In 1865 and again in 1866, Thomson sailed on the famous iron steam ship the SS Great Eastern, designed by Isambard Kingdom Brunel, from Valentia Island, off Kerry, to Newfoundland in Canada. Despite storms and numerous crises, the cable was successfully laid, and thanks to Thomson’s numerous innovations, marked the start of a new era in global communications. In November 1866, he was knighted for his efforts.
In subsequent years, he managed to maintain his role at Glasgow University with yet more marine-cable adventures, working on cables from France and Brazil. Out of all this seafaring came another invention, a much improved mariner’s compass, making it a far more reliable instrument than had previously been the case.
In 1892, he was raised to the peerage as Baron Kelvin of Largs – after the Kelvin River near Glasgow – and became widely known as Lord Kelvin. In this role, he was vocal in opposing Irish Home Rule. It was not the only issue that he found himself on the wrong side of history – famously, he is reputed to have dismissed the possibility of both X-rays and aeroplanes, saying “heavier-than-air flying machines are impossible”. He also disagreed with many of Charles Darwin’s evolutionary theories, misled both by his own Christian belief and his mistaken attempts at calculating the age of the Earth.
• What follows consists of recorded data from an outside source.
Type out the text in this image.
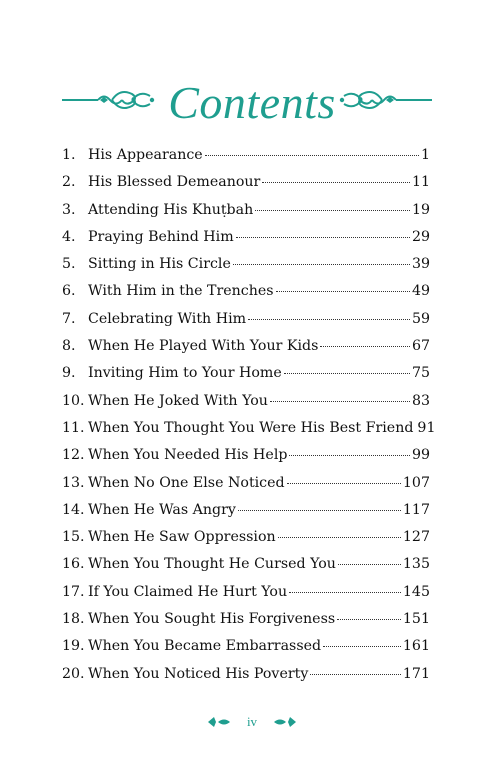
Contents
1. His Appearance	1
2. His Blessed Demeanour	11
3. Attending His Khuṭbah	19
4. Praying Behind Him	29
5. Sitting in His Circle	39
6. With Him in the Trenches	49
7. Celebrating With Him	59
8. When He Played With Your Kids	67
9. Inviting Him to Your Home	75
10. When He Joked With You	83
11. When You Thought You Were His Best Friend 91
12. When You Needed His Help	99
13. When No One Else Noticed	107
14. When He Was Angry	117
15. When He Saw Oppression	127
16. When You Thought He Cursed You	135
17. If You Claimed He Hurt You	145
18. When You Sought His Forgiveness	151
19. When You Became Embarrassed	161
20. When You Noticed His Poverty	171
iv
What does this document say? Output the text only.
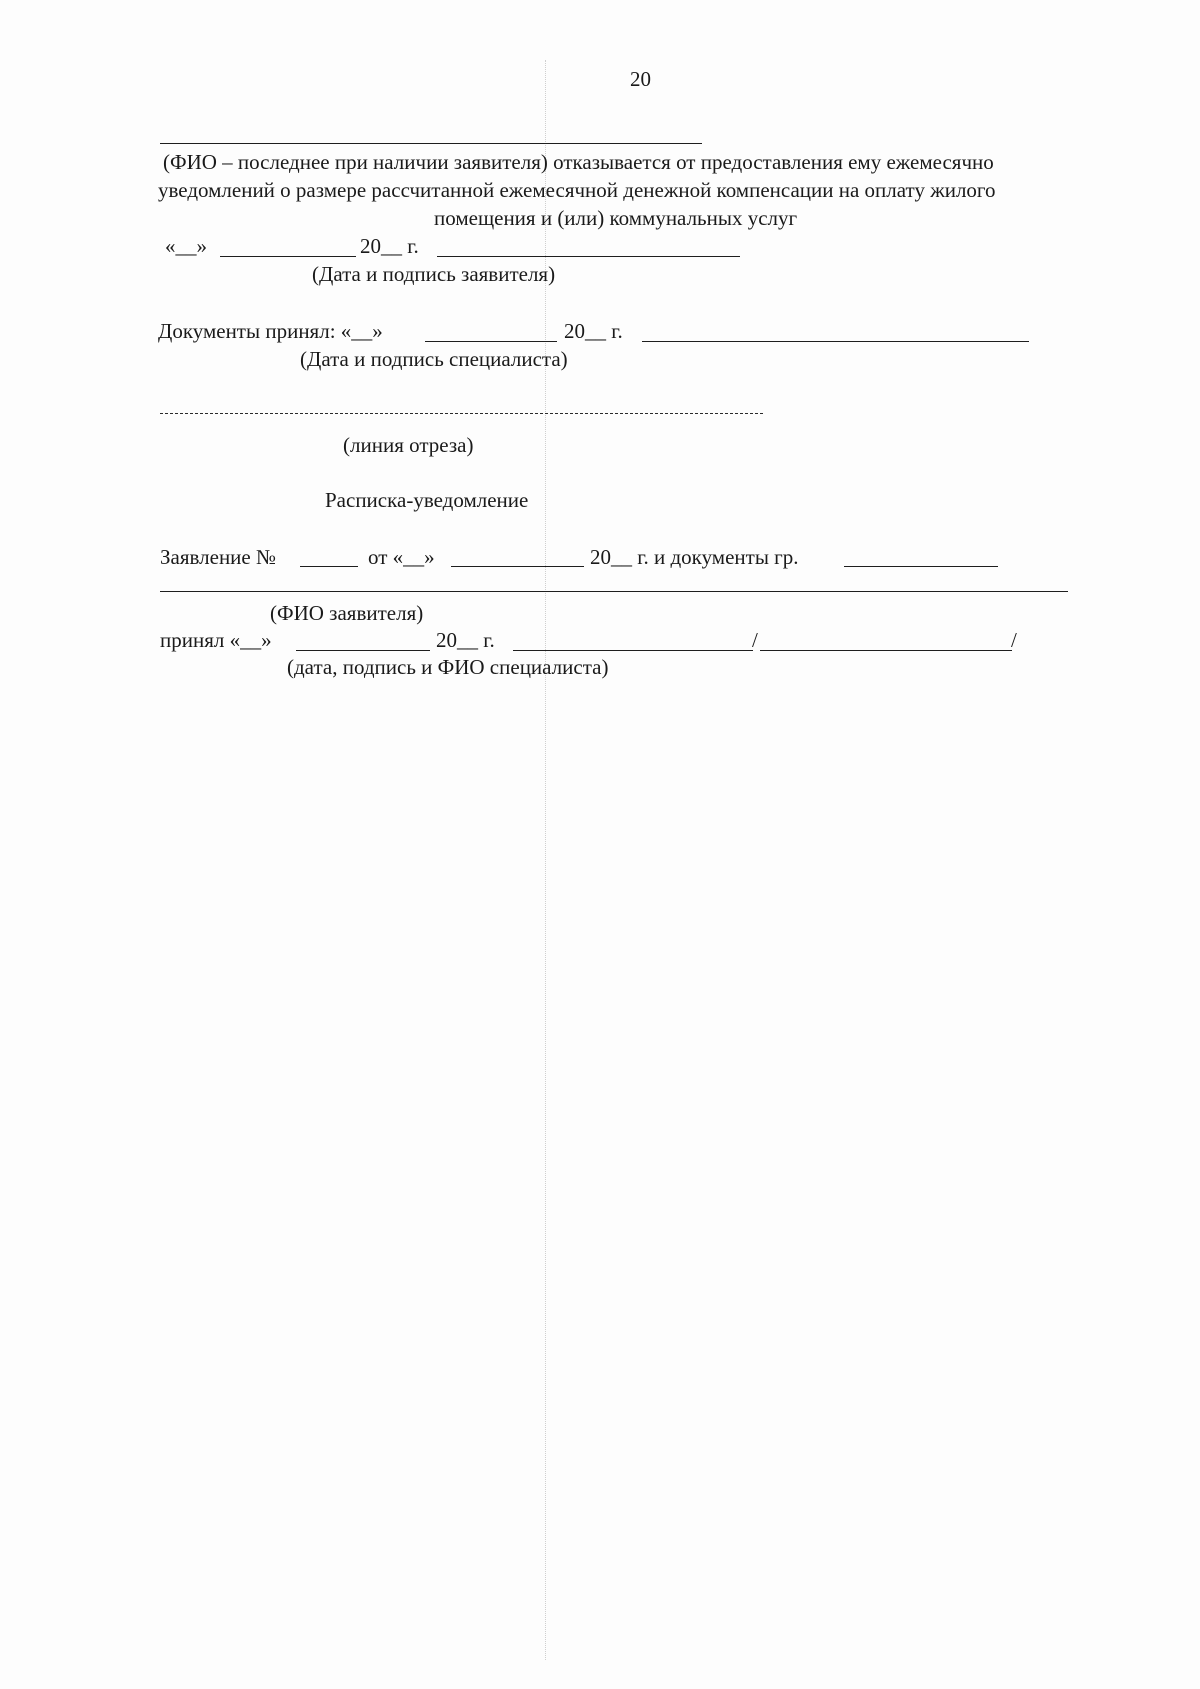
20
(ФИО – последнее при наличии заявителя) отказывается от предоставления ему ежемесячно
уведомлений о размере рассчитанной ежемесячной денежной компенсации на оплату жилого
помещения и (или) коммунальных услуг
«__»	20__ г.
(Дата и подпись заявителя)
Документы принял: «__»	20__ г.
(Дата и подпись специалиста)
(линия отреза)
Расписка-уведомление
Заявление №	от «__»	20__ г. и документы гр.
(ФИО заявителя)
принял «__»	20__ г.	/	/
(дата, подпись и ФИО специалиста)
He was, of course, a product of his time, and while his knowledge was limited by the information available to him, he succeeded in dramatically increasing the knowledge available to those who followed. As he put it himself: “Scientific wealth tends to accumulate according to the law of compound interest. Every addition to knowledge of the properties of matter supplies new instrumental means for discovering and interpreting phenomena of nature, which in their turn afford foundations of fresh generalisations, bringing gains of permanent value into the great storehouse of philosophy.”
To that end, he published more than 600 scientific papers and owned 70 patents. He died in 1907, aged 83, and is buried in Westminster Abbey, near the tomb of Isaac Newton.